MANILA, Philippines – IT expert Pablo Manalastas on Monday warned of complications arising from the Commission on Elections’ continued use of source code from Smartmatic International Corporation.
In an interview with Radyo Inquirer 990AM, the IT consultant for the Center for People Empowerment in Governance (CenPEG) questioned why Comelec did not require bidders for the poll machines to present source codes to ensure that these would be available for examination by concerned political groups or individuals.
Doing so would have prevented the issues being raised about Comelec’s inability to uphold transparency, he said.
“Political parties and other interested groups should also be allowed to conduct independent reviews on the source code, otherwise, Comelec will be undermining the principle of transparency,” he added.

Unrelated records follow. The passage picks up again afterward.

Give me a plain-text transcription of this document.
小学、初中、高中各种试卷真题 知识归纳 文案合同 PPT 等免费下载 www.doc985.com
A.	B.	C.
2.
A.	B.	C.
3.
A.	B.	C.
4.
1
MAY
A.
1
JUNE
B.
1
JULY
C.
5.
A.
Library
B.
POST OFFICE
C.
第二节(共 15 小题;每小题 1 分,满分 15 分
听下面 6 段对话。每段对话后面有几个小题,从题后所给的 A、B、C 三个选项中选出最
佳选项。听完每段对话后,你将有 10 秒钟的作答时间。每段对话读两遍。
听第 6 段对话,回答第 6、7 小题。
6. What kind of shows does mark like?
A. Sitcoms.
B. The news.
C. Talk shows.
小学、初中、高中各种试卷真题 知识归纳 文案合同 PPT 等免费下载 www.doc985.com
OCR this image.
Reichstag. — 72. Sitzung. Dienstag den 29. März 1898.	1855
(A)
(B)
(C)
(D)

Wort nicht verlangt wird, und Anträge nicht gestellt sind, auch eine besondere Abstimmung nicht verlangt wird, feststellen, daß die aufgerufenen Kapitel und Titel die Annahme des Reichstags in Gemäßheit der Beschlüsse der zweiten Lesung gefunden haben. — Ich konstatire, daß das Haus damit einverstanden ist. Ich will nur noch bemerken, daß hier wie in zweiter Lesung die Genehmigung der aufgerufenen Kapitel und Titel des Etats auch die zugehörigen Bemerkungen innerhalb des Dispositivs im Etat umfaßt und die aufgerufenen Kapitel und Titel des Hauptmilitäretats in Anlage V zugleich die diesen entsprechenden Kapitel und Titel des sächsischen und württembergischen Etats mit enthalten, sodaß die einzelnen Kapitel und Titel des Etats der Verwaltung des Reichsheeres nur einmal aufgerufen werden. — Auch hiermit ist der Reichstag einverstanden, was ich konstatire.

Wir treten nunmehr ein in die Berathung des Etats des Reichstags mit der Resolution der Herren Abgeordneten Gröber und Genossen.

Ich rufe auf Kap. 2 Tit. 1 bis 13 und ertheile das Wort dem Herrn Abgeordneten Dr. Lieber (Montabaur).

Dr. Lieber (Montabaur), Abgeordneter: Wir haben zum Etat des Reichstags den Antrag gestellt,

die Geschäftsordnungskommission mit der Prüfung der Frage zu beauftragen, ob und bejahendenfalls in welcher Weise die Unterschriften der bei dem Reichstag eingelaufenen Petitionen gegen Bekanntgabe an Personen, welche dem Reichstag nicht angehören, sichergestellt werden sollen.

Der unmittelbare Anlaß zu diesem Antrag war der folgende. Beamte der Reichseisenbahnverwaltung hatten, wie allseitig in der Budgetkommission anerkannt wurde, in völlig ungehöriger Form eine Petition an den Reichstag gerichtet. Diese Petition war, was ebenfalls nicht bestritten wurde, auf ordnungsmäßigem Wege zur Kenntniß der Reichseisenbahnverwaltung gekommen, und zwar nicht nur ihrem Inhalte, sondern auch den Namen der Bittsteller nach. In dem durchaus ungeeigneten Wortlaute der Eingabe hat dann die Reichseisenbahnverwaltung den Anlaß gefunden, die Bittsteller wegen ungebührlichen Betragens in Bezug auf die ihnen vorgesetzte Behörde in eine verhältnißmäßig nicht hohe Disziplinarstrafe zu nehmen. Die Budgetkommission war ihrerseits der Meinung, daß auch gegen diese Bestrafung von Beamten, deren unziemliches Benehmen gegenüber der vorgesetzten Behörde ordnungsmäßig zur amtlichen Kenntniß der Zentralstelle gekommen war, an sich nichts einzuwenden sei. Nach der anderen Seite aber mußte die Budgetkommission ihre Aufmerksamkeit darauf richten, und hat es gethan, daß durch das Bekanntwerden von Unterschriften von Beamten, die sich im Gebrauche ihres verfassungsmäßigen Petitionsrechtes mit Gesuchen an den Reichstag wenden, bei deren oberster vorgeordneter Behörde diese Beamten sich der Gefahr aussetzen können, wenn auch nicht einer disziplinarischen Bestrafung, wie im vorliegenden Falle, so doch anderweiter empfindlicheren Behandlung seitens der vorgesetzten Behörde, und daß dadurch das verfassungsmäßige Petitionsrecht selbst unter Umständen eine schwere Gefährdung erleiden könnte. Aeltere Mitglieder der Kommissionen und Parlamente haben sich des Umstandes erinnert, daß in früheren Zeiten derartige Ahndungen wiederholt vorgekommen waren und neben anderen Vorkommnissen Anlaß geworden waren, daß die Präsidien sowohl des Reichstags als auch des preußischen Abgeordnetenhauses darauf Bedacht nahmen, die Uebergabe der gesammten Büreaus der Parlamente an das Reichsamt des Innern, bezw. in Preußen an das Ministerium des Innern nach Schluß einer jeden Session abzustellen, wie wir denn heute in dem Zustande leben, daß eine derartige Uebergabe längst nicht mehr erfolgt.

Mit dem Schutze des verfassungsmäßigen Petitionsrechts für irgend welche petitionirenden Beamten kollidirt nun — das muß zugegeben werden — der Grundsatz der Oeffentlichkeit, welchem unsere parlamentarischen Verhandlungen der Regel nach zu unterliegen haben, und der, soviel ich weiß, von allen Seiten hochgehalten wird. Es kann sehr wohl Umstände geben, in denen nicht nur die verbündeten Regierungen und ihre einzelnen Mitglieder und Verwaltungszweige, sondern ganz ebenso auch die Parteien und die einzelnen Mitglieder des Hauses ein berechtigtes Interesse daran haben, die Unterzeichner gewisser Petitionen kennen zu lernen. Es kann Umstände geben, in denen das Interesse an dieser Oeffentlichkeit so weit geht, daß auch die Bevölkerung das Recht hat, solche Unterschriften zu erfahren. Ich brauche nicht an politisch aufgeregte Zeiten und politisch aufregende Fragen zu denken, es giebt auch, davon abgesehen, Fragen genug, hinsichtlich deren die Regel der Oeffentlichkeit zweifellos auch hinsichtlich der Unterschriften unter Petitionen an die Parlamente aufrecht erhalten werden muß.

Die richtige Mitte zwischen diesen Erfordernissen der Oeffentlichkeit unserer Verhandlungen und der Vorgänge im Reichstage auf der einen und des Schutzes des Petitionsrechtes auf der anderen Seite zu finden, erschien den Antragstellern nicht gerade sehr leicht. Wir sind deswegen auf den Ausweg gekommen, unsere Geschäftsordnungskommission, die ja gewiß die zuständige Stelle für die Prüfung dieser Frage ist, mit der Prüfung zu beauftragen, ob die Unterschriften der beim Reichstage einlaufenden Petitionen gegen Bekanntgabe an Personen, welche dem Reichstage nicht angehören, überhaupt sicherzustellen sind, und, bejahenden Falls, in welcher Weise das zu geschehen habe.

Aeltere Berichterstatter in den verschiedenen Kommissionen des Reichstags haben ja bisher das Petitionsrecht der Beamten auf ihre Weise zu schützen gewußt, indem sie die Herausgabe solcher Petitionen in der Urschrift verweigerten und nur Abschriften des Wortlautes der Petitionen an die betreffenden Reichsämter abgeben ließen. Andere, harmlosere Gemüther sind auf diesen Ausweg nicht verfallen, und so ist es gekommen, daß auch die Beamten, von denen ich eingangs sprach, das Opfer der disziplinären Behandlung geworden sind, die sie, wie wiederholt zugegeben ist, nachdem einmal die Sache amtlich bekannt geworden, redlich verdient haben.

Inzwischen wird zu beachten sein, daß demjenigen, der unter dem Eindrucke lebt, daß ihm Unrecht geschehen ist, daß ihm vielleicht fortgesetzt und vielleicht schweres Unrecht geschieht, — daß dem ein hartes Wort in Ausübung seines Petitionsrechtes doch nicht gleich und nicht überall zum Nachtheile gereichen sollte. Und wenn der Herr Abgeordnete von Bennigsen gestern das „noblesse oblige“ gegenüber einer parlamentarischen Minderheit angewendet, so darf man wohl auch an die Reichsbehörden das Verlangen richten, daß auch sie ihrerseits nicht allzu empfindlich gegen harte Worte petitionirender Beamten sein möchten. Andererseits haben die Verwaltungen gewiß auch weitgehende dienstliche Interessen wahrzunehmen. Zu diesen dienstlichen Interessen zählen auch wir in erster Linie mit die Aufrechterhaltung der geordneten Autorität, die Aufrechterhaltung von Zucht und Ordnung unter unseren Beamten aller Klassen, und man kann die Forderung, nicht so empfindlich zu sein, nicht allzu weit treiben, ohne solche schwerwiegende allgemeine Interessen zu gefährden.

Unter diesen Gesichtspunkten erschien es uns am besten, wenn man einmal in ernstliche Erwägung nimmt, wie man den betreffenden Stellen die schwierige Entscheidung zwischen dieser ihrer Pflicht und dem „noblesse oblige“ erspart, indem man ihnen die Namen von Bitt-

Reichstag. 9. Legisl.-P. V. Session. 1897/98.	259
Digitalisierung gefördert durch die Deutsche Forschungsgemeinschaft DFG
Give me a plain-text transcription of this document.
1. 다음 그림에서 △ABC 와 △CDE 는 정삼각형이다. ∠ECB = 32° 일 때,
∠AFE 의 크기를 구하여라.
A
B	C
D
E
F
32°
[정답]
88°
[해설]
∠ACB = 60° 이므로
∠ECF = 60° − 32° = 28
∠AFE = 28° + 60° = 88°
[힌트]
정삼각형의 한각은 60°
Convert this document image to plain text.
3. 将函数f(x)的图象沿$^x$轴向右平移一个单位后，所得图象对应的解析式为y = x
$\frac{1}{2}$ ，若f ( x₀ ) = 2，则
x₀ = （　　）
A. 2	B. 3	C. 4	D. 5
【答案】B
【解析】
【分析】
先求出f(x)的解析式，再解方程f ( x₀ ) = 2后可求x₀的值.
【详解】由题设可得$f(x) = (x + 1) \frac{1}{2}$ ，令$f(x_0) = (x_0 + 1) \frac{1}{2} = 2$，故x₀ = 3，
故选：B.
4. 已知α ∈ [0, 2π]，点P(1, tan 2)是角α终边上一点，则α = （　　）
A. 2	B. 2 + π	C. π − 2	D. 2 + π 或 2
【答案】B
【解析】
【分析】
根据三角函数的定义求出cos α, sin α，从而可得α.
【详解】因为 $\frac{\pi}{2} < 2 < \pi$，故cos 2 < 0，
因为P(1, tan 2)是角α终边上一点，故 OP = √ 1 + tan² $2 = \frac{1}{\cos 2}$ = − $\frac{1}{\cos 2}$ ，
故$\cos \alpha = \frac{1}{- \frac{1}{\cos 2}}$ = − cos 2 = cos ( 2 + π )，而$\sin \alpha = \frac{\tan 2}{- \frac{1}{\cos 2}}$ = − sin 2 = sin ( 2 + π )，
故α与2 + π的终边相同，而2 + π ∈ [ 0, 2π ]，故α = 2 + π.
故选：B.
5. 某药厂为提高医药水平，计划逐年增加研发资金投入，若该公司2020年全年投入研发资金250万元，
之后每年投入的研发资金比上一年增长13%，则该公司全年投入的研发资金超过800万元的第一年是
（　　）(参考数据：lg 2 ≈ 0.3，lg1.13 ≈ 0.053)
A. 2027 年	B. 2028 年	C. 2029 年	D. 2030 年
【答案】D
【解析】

Poll watchdogs and political parties have earlier assailed the Comelec for not allowing local IT experts to review the source code used for the precinct count optical scanners (PCOS) machines.
“They should have required bidders to submit source codes to ensure they can comply with the law (RA 9369 or the poll automation law),” said Manalastas.
“Dominion (Voting Systems) owns the technology that Comelec will be using for the 2013 elections and not Smartmatic,” he said, adding that the license for the source code created by Dominion has already been terminated.
“Smartmatic does not own the source code, they only licensed it from Dominion,” said Manalastas, pointing out that it was Dominion’s programmers who knew the software inside out.
The fact that the contract for the source code and the poll machines was only between the Philippine government and Smartmatic was a grave mistake as the Comelec had no control over the technology being used, he said.